Sénégal: «Y'en a marre» commémore la contestation du 23 juin 2011

Nuages de gaz lacrymogènes à Dakar le 23 juin 2011, lors des manifestations pour le retrait d'un projet de réforme constitutionnelle.
© Reuters/Finbarr O'Reilly

Le 23 juin 2011 est une date importante au Sénégal, notamment pour les mouvements citoyens et la jeunesse. Ce jour-la, face à la colère de la rue, après des mois de manifestations dans tout le pays, le président Abdoulaye Wade, en poste depuis 2000, renonçait à son projet de révision de la Constitution, projet qui devait abaisser à 25% le seuil minimum des voix nécessaires pour élire un «ticket présidentiel» comprenant un président et un vice-président. En 2012, Macky Sall a été élu avec le soutien de cette jeunesse.

Cinq ans après les manifestations qui ont conduit à l'abandon du projet de révision de la Constitution le 23 juin 2011, le mouvement Y’en a marre a organisé à Dakar une cérémonie pour revenir sur ces événements, mais avant tout pour montrer que la lutte continue.

« Nous avons décidé de faire ces rencontres sur le thème de la justice sous Macky Sall, une justice qui est en train de chavirer », explique Fadel Barron porte-parole du mouvement citoyen Y’en a marre.

C'est le nouveau combat du mouvement Y’en a marre : dénoncer une justice qu'il considère à deux vitesses.
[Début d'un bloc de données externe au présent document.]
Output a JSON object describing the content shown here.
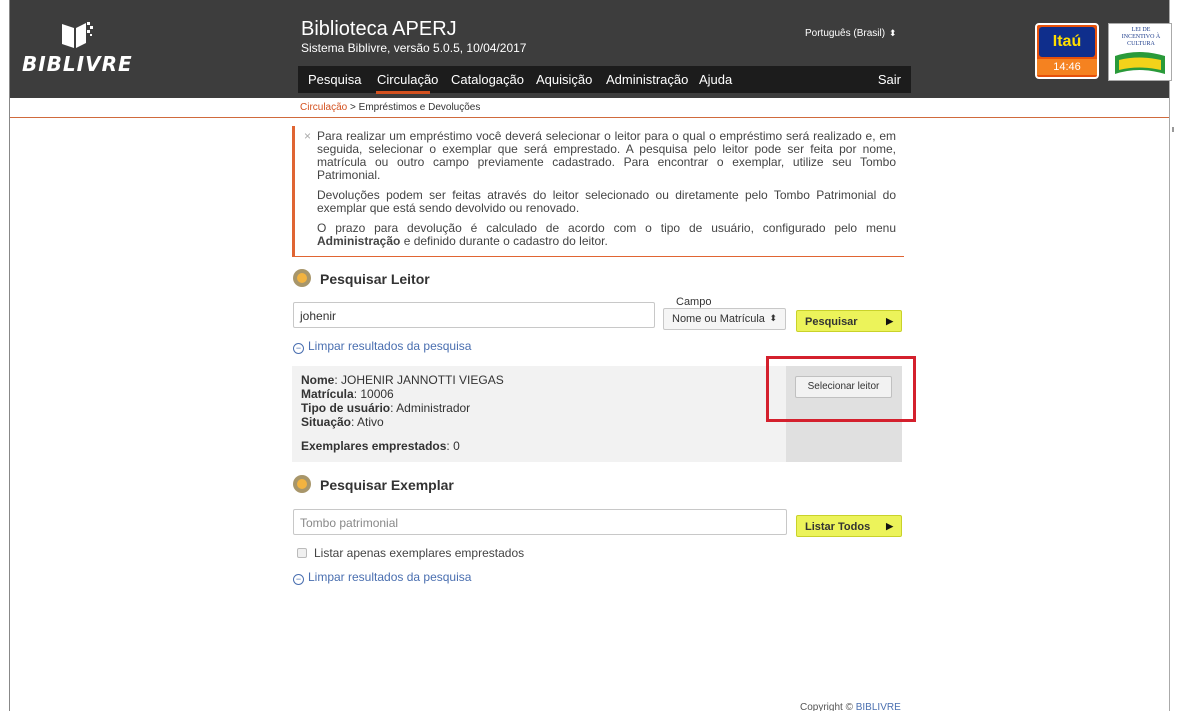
{
  "header": {
    "logo_text": "BIBLIVRE",
    "title": "Biblioteca APERJ",
    "subtitle": "Sistema Biblivre, versão 5.0.5, 10/04/2017",
    "language": "Português (Brasil)",
    "nav": [
      "Pesquisa",
      "Circulação",
      "Catalogação",
      "Aquisição",
      "Administração",
      "Ajuda"
    ],
    "active_nav": "Circulação",
    "logout": "Sair",
    "sponsor": {
      "name": "Itaú",
      "time": "14:46"
    },
    "culture_logo_text": "LEI DE INCENTIVO À CULTURA"
  },
  "breadcrumb": {
    "parent": "Circulação",
    "separator": " > ",
    "current": "Empréstimos e Devoluções"
  },
  "info": {
    "close": "×",
    "p1": "Para realizar um empréstimo você deverá selecionar o leitor para o qual o empréstimo será realizado e, em seguida, selecionar o exemplar que será emprestado. A pesquisa pelo leitor pode ser feita por nome, matrícula ou outro campo previamente cadastrado. Para encontrar o exemplar, utilize seu Tombo Patrimonial.",
    "p2": "Devoluções podem ser feitas através do leitor selecionado ou diretamente pelo Tombo Patrimonial do exemplar que está sendo devolvido ou renovado.",
    "p3_prefix": "O prazo para devolução é calculado de acordo com o tipo de usuário, configurado pelo menu ",
    "p3_bold": "Administração",
    "p3_suffix": " e definido durante o cadastro do leitor."
  },
  "reader_search": {
    "title": "Pesquisar Leitor",
    "query": "johenir",
    "field_label": "Campo",
    "field_value": "Nome ou Matrícula",
    "search_button": "Pesquisar",
    "clear_link": "Limpar resultados da pesquisa"
  },
  "result": {
    "name_label": "Nome",
    "name": "JOHENIR JANNOTTI VIEGAS",
    "matricula_label": "Matrícula",
    "matricula": "10006",
    "user_type_label": "Tipo de usuário",
    "user_type": "Administrador",
    "status_label": "Situação",
    "status": "Ativo",
    "loans_label": "Exemplares emprestados",
    "loans": "0",
    "select_button": "Selecionar leitor"
  },
  "copy_search": {
    "title": "Pesquisar Exemplar",
    "placeholder": "Tombo patrimonial",
    "list_all_button": "Listar Todos",
    "only_lent_label": "Listar apenas exemplares emprestados",
    "clear_link": "Limpar resultados da pesquisa"
  },
  "footer": {
    "copyright_prefix": "Copyright © ",
    "copyright_link": "BIBLIVRE"
  },
  "colors": {
    "accent": "#d4511f",
    "header_bg": "#3d3d3d",
    "button_yellow": "#ecf35a",
    "highlight": "#d4202d",
    "link": "#4a6fb0"
  }
}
La probable libération de Karim Wade [Karim Wade a finalement été libéré dans la nuit, a annoncé la présidence sénégalaise, ndlr], décidé par le président Macky Sall, est ainsi vécue comme une injustice car les activistes estiment que nombre de jeunes sont incarcérés sans raison. « Le petit peuple, ceux qui n’ont pas de voix, ceux qui n’ont pas de marabout pour parler, ceux qui sont les fils des hommes, personne ne parle d’eux », pointe Fadel Barro.

→ A (RE)LIRE : Les nouvelles sentinelles citoyennes

Le mouvement Y’en a marre cite par exemple les deux jeunes de Colobane condamnés à 20 ans de prison après la mort d'un policier lors d'une manifestation en janvier 2012. Les militants estiment qu'ils ont été torturés pour obtenir des aveux et condamnés sans preuves.

Maguette Mané, la sœur de l'un de ces deux jeunes, défend les mêmes arguments. « Des jeunes ont été incarcérés pour un crime qu’ils n’ont pas commis. Personne n’a tenu compte de cela, ni le gouvernement ni la justice. Ce qui m’amène aujourd’hui, c’est le fait de dénoncer, de lancer un cri, un cri de désespoir », souligne-t-elle.

Les familles de ces deux jeunes et le mouvement Y’en a marre appelle la justice à rouvrir ce dossier pour qu'une véritable enquête soit menée.